With the internet at our fingertips with smartphones, we are exposed to an unprecedented amount of data far beyond our ability to process. The result is an inability to evaluate information and make decisions. Further, it can lead us to limit our social activities, feel unsatisfied with our jobs, as well as unmotivated, and generally negative. Economists estimate that it all comes at a global cost of about $1 trillion. On top of the emotional and cognitive effects, contextual and environmental considerations may add to the personal and economic costs.
The idea to explore information overload was incubated in a meeting of an international group of scientists two years ago, all of whom were supported by an E.U. grant for international collaboration. The E.U. team selected partners abroad including, for the third time, Rensselaer Polytechnic Institute’s Network Science and Technology Center (NeST), led by Boleslaw Szymanski, Ph.D., professor of computer science, in the United States.
The researchers compare information overload to other historical shifts in society: open publishing brought about the need to filter out low-quality research from the vast number of accessible publications, the Industrial Revolution gave rise to air pollution, and environmental activists have helped usher in legal and economic changes to help curb pollution. Similarly, so-called “information pollution” or “data smog” must be addressed.

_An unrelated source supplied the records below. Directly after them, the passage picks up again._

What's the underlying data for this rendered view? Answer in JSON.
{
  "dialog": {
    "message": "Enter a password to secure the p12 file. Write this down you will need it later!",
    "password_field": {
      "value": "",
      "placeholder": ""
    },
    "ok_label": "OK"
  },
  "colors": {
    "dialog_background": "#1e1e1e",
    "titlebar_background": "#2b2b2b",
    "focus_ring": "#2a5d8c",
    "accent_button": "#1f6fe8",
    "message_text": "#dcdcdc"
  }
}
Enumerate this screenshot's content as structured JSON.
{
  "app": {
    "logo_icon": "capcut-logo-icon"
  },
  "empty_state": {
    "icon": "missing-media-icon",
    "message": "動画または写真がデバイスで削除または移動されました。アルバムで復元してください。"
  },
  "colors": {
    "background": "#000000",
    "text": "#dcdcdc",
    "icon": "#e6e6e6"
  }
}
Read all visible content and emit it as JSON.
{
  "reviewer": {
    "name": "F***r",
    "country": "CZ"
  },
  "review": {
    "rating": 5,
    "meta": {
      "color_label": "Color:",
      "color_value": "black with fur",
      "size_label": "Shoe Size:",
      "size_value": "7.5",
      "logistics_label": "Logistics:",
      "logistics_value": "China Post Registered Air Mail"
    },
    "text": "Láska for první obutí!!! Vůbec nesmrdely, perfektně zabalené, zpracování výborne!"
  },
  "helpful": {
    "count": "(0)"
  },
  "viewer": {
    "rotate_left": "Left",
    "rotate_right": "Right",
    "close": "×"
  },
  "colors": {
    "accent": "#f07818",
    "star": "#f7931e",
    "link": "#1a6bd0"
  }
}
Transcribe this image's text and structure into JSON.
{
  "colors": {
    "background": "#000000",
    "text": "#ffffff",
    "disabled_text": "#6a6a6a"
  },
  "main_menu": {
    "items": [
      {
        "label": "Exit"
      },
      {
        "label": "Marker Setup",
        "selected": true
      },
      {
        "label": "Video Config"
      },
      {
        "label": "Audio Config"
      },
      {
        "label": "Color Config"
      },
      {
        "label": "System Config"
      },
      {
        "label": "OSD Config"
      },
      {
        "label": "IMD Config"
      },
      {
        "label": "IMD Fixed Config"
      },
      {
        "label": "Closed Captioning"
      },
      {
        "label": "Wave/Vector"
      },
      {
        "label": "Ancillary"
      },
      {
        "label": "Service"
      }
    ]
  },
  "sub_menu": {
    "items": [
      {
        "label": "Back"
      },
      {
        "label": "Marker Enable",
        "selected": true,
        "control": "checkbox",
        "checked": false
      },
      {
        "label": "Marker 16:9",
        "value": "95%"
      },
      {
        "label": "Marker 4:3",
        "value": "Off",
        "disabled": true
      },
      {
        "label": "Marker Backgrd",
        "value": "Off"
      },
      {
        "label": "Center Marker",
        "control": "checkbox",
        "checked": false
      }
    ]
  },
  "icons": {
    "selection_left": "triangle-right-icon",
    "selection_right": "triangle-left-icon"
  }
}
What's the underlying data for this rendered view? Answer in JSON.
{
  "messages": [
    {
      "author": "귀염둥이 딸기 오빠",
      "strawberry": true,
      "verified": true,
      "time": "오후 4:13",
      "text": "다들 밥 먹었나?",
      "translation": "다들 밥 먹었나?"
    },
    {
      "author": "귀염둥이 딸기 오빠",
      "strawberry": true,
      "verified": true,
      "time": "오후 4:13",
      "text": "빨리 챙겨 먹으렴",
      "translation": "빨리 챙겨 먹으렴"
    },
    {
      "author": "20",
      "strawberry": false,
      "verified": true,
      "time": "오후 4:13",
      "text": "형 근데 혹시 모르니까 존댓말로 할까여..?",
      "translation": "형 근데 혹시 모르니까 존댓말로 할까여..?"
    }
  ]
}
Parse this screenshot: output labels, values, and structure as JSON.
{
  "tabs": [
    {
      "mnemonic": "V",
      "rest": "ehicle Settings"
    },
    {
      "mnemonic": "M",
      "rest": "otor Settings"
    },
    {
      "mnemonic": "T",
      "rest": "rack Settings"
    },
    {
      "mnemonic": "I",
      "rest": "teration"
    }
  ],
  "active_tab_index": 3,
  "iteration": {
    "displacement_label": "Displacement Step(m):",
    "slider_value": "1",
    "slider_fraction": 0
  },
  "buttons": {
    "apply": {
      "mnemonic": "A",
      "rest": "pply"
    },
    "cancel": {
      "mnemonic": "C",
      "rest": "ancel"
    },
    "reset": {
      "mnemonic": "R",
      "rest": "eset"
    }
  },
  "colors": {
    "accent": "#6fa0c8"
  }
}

Through the lens of computer science, there are at least three levels of information overload: “neural and cognitive mechanisms on the individual level… information and decisions at the group level… (and) societal level interactions among individuals, groups, and information providers.” These levels do not operate independently, so the flow of information may be treated as a multilevel network with nodes, which may give rise to an abrupt change. The researchers cite teamwork as an example: one team member’s information overload may cause the group’s performance to be hindered. It is a complex problem.
“We are calling for action in science, education, and legislation,” said Szymanski. “We need further interdisciplinary research on information overload. Information ecology must be taught in school. We also need to start the conversation on legislative possibilities, akin to the Clean Air Act in the U.K. decades ago.”
“Information overload can have severe implications,” said Curt Breneman, Ph.D., dean of Rensselaer’s School of Science. “It begins by eroding our emotional health, job performance, and satisfaction, subsequently influencing the actions of groups and ultimately, entire societies. I hope that Dr. Szymanski’s letter, written with colleagues from across the world, will raise public awareness of the problem and enable solutions to be studied and implemented.”
Szymanski was joined in authoring the letter by Janusz A. Hołyst of Warsaw University of Technology, the principal investigator of the E.U. grant; Philipp Mayr of the Leibniz Institute for the Social Sciences; Michael Thelwall of University of Sheffield; Ingo Frommholz of University of Wolverhampton; Shlomo Havlin and Alon Sela of Bar-Ilan University; Yoed N. Kenett of Technion — Israel Institute of Technology; Denis Helic of Modul University Vienna; Aljoša Rehar and Sebastijan R. Maček of Slovenian Press Agency; Przemysław Kazienko and Tomasz Kajdanowicz of Wroclaw University of Science and Technology; Przemysław Biecek of Warsaw University of and University of Warsaw; and Julian Sienkiewicz of Warsaw University of Technology.